Nowadays, packaging is one of the most important things in wine. This is because when people go to shops, they tend to buy what they are looking at. At first, people used to buy wine by the name of the house - without looking at anything else. But right now, people are trying a lot of new wines so when they’re buying, they can’t taste the wine, which makes packaging and label the first thing they look at.


Check out a buyer’s views on judging the wine by quality, value, and packaging.


  1. What’s your perception of the quality of wine? How important is that?

Quality is the key, especially when we are selling to restaurants. Because in restaurants, guests drink right there and then, and bad quality wines never work. But again, I think what matters is putting everything together. So, if you have a good quality wine, and your packaging and label are bad then it won’t sell. Similarly, if you have good packaging and label, and not so good quality wine, that’s not going to sell either.

  1. How do you decide the pricing of wine?

So that is very sceptical, it really depends on what sells more. When people buy very big volumes from me, I tend to reduce the price, perhaps reach a short of the package and include several options - it doesn’t matter what the name of the wine is. But pricing wine is also very hard right now because of all the taxes in England and competition. But eventually, it all works out and we make it happen between producer and us, so everybody assures financial satisfaction. That’s what it is all about in the end.

  1. How do you think Brexit will impact the industry?

Brexit, what a harsh word!! being delayed all the time made market instability and no one really knows what new rules and taxes are going to be implemented if increasing or decreasing the final product will be a reality and when.
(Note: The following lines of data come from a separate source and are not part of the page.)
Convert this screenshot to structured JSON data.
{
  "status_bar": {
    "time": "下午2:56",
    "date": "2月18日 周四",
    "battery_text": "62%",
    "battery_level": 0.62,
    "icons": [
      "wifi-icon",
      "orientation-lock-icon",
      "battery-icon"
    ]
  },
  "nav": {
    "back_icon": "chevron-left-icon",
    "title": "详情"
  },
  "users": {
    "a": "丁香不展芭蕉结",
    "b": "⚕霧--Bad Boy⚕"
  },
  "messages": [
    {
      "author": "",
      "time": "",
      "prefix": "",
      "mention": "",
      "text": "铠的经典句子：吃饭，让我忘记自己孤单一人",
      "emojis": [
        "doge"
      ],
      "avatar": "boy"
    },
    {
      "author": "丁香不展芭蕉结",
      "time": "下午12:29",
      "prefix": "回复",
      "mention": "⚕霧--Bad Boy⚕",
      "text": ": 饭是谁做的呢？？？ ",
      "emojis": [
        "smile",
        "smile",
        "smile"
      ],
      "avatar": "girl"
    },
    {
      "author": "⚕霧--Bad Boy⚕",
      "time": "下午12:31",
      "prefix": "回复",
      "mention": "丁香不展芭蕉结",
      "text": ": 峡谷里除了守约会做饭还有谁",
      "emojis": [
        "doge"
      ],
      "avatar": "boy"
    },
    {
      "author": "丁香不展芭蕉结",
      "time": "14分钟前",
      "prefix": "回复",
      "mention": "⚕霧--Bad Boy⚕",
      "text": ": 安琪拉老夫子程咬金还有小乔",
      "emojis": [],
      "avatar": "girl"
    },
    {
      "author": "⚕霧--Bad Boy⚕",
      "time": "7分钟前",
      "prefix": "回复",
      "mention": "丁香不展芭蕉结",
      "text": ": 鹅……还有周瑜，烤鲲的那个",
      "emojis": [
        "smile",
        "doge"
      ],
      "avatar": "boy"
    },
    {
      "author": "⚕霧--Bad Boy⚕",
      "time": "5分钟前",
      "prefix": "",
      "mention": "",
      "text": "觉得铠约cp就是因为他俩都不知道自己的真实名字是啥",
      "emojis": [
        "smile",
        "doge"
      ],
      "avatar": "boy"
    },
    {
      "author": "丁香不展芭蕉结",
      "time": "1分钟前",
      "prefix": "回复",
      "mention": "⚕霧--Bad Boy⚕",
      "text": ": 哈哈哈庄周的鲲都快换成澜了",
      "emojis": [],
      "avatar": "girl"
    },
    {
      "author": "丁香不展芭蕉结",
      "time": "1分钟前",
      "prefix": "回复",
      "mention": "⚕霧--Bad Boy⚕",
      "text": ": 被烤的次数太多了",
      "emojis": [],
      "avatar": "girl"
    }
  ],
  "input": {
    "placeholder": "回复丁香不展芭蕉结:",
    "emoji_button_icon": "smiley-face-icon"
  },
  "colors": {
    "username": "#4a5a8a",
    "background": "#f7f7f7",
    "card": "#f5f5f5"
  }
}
This is making people stop investing in wine, but in the end, consumers are still going to be drinking wine, that is guaranteed. The demand would still be there, so distributors and producers will still have to sell the wine. The only thing that I guess will change will be the price, prices might increase - but wine will still be in high demand for the UK market.

  1. So Atlantico sells to both stores and restaurants. Can you expand a little on the difference in selling to both?

Well, the major difference is that in stores the margins are low, and in restaurants the margins are high. Restaurants’ approach usually is related to the food and clientele, they buy the wine and add their margin to it, according to the Gross profit calculations. But stores can’t do that because when people buy from stores, they can’t taste the wines and it is not coming with food. But actually, in restaurants due to wine by the glass programs I, get better flexibility. So, having has an example when a restaurant reaches an agreement in having a six to twelve-month contract with us, then the prices drop. But with stores, because it’s always on demand versus supply and how the wines are moving in the shelf - the price usually doesn’t drop or go high as much, like there isn’t much of a difference in price most of the time.

  1. What are you drinking now?

Well, there isn’t anything I’m drinking particularly at the moment. My job makes me try a lot of wines so I can be on top of market tendencies, new winemakers and fashion, and I end up having a lot of different wines to try all the time. Having that said I do mostly drink Portuguese wines because I’m from Portugal and these country wines are the speciality of our portfolio and where I really need to focus my attention.